Let's take a look at an example.
Example
For our initial setup let's pull in the selenium-webdriver
gem and wire up some simple setup
, teardown
, and run
methods.
# filename: highlight.rb
require 'selenium-webdriver'
def setup
@driver = Selenium::WebDriver.for :firefox
end
def teardown
@driver.quit
end
def run
setup
yield
teardown
end
Now let's create a highlight
helper method that will accept a Selenium WebDriver element
and a time to wait (e.g., duration
) as arguments.
By setting a duration, we can control how long to highlight an element on the page before reverting the styling back. And we can make this an optional argument by setting a default (e.g., 3 seconds).
def highlight(element, duration = 3)
# store original style so it can be reset later
original_style = element.attribute("style")
# style element with yellow border
@driver.execute_script(
"arguments[0].setAttribute(arguments[1], arguments[2])",
element,
"style",
"border: 2px solid red; border-style: dashed;")

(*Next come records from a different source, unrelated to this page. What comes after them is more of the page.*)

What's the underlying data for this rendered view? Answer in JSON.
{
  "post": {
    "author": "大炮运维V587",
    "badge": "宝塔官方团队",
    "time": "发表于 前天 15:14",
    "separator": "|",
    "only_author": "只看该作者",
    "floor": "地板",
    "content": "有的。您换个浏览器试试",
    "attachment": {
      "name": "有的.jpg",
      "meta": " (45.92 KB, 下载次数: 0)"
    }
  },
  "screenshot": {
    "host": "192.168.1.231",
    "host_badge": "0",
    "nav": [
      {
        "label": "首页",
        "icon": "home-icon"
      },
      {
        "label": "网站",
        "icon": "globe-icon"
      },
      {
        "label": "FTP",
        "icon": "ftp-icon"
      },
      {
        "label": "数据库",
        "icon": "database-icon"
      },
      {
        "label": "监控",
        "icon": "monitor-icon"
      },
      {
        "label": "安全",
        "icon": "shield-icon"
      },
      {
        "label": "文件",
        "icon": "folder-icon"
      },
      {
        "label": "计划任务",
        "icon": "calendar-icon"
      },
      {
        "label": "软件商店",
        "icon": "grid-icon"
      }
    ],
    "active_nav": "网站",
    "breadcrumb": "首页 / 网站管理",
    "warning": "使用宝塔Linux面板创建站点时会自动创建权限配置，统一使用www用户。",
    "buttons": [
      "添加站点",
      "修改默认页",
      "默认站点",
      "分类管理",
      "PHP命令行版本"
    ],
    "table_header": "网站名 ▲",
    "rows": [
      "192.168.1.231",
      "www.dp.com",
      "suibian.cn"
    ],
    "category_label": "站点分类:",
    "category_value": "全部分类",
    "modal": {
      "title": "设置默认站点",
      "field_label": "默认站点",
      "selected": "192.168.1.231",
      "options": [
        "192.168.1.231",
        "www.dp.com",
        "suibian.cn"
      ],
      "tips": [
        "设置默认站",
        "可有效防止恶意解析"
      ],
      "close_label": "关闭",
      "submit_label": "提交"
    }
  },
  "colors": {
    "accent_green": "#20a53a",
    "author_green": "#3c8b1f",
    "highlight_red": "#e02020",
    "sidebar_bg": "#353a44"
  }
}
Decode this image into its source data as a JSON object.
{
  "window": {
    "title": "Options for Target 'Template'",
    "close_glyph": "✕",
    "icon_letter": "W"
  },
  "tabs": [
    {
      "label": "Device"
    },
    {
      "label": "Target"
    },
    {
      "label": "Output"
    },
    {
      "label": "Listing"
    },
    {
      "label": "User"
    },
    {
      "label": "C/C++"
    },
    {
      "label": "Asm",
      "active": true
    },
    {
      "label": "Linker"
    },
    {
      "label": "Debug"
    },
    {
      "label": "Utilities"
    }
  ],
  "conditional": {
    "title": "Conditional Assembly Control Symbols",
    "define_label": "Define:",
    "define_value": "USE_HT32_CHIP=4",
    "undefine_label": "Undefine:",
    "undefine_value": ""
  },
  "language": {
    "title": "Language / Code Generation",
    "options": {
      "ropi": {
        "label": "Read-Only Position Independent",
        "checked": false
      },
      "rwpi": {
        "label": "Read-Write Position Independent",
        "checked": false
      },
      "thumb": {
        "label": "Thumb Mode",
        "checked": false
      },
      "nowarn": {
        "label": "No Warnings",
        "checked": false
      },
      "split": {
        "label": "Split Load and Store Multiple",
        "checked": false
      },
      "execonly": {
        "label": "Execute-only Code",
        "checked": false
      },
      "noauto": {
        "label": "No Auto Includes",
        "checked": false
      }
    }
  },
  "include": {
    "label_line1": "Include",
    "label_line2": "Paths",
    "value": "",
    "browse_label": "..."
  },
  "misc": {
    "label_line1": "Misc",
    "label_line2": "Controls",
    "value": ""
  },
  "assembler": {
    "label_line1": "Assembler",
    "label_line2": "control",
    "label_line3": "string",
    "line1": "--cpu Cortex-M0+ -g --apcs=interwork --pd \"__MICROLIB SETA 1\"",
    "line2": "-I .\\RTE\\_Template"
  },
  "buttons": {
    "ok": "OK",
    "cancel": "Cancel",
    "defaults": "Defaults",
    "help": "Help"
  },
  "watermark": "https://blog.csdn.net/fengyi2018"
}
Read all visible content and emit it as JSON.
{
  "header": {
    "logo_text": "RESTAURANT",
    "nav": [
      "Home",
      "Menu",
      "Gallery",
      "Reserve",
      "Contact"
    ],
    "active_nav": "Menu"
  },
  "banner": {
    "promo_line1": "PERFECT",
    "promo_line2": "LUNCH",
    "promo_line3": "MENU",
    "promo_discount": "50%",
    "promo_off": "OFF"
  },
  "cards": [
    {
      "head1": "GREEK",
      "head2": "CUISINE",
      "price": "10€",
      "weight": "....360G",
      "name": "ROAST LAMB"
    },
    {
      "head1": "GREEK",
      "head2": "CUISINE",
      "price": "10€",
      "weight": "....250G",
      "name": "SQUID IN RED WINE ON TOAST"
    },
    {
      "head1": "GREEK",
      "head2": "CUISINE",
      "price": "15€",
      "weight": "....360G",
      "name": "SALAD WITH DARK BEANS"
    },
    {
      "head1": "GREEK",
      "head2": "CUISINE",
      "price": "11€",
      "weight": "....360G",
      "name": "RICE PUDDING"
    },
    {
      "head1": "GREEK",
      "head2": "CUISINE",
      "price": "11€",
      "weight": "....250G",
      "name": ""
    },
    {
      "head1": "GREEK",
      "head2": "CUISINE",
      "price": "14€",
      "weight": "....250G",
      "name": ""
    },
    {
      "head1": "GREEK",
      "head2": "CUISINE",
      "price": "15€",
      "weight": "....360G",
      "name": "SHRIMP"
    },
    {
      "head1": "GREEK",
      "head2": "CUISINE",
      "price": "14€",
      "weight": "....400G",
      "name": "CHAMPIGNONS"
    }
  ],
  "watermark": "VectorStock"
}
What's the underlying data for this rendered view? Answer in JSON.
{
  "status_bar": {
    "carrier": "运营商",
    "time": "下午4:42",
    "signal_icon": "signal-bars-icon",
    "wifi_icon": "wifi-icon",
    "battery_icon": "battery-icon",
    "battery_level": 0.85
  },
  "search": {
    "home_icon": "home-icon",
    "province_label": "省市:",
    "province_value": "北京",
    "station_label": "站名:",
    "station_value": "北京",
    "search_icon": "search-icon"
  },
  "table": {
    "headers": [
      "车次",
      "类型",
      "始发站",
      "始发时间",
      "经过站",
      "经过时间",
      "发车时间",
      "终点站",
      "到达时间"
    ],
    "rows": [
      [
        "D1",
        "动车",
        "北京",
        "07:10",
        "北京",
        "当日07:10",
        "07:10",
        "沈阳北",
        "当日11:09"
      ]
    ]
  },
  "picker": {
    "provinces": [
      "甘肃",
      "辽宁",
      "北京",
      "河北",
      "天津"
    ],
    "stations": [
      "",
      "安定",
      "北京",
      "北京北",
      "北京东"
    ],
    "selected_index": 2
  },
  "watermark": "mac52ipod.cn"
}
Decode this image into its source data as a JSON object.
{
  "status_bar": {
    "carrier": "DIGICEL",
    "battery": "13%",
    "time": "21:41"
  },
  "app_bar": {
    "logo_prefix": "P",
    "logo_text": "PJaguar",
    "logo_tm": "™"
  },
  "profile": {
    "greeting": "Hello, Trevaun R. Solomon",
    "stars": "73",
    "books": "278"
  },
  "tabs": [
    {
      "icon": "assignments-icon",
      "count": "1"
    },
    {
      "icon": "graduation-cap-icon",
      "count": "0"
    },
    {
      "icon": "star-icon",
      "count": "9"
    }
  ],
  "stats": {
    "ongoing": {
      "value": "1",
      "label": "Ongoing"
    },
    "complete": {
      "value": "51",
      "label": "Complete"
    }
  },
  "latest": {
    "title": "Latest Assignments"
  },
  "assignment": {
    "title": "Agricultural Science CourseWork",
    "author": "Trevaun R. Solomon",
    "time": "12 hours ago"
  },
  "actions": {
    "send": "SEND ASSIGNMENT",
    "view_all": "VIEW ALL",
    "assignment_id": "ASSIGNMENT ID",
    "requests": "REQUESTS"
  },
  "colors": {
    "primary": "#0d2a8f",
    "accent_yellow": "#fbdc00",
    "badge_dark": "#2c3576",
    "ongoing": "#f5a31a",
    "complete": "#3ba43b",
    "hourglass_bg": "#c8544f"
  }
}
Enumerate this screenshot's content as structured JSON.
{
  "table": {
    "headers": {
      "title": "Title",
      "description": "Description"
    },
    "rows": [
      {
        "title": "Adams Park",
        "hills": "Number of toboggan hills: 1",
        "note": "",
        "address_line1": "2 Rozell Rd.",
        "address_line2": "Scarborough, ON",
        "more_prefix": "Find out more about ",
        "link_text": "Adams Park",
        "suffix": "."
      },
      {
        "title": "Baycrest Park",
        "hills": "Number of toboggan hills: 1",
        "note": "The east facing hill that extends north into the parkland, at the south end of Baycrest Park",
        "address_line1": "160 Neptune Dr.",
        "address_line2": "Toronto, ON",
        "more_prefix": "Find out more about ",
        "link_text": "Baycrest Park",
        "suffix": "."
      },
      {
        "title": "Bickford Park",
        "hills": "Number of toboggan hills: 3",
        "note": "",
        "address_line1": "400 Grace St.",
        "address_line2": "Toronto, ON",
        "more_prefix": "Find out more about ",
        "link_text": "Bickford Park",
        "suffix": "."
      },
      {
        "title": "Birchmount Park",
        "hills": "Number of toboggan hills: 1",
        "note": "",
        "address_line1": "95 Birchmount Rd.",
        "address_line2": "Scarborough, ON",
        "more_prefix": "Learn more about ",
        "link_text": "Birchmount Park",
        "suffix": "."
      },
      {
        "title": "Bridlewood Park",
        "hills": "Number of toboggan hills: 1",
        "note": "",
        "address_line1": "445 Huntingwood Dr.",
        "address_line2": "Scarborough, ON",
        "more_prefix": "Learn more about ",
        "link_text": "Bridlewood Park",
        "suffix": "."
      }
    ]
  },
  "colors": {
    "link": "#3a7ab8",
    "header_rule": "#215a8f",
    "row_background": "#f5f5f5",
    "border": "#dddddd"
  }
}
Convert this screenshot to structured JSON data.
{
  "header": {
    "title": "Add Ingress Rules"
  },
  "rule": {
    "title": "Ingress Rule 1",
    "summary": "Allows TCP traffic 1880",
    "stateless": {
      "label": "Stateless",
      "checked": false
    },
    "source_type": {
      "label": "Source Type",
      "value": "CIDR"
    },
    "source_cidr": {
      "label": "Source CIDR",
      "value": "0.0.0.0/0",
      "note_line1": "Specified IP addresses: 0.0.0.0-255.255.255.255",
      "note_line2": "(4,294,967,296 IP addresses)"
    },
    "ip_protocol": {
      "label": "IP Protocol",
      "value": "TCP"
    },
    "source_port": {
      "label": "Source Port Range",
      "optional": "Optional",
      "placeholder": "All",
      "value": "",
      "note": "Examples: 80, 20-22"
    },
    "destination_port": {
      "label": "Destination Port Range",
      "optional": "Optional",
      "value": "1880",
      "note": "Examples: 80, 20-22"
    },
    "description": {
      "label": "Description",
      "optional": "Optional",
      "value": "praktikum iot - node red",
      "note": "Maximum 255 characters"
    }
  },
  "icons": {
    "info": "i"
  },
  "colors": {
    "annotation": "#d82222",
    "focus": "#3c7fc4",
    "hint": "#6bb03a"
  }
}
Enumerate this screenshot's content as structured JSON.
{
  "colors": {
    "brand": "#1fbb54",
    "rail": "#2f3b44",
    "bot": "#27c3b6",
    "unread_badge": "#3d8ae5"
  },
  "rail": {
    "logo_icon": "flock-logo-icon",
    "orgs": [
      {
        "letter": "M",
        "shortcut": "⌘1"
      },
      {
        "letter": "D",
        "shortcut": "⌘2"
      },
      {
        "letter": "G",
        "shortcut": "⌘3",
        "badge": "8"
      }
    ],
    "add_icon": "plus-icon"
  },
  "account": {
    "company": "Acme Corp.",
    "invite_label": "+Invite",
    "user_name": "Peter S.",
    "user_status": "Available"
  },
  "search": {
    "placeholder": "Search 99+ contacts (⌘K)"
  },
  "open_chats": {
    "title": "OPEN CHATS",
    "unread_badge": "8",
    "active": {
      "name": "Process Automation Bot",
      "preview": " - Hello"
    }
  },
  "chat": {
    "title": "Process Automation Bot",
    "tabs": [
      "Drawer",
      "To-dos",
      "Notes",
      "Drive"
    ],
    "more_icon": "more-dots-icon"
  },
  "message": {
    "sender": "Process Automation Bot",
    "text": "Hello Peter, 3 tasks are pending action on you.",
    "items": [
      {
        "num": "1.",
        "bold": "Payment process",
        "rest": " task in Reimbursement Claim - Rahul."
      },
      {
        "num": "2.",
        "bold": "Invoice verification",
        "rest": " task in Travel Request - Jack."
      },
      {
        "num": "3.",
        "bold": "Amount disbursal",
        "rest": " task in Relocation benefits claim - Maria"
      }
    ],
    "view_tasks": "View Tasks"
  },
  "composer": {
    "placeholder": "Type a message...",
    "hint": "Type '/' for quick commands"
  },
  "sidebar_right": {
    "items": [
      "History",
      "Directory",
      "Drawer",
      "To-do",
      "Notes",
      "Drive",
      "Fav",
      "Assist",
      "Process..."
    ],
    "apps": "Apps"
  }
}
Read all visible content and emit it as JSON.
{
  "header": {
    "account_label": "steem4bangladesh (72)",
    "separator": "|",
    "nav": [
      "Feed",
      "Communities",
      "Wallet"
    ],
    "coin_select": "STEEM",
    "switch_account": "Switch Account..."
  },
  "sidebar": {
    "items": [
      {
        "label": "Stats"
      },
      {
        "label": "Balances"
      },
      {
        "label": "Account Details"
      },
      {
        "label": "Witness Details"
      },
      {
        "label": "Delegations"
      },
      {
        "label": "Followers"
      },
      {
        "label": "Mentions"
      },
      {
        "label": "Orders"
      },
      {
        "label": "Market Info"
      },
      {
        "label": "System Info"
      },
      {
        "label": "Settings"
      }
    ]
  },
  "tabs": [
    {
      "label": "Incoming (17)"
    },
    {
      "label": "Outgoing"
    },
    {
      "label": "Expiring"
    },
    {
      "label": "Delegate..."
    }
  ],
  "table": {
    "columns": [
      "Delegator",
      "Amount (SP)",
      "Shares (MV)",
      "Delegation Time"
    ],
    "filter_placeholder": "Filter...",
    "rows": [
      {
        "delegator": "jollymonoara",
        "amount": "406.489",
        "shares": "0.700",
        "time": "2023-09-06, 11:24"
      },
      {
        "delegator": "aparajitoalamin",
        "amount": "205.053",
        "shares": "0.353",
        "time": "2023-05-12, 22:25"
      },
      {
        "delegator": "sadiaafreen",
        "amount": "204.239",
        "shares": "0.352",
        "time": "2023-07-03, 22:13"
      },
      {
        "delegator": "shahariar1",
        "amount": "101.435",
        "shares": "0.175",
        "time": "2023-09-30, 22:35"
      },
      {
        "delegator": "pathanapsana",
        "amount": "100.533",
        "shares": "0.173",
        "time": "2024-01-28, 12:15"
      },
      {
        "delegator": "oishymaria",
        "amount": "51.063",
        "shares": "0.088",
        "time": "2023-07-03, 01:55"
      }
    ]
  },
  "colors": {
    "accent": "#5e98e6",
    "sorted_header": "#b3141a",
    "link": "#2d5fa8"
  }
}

# keep element highlighted for a spell and then revert
if duration > 0
sleep duration
@driver.execute_script(
"arguments[0].setAttribute(arguments[1], arguments[2])",
element,
"style",
original_style)
end
end
There are three things going on here.
- We store the style of the element so we can revert it back when we're done
- We change the style of the element so it visually stands out (e.g., a red dashed border)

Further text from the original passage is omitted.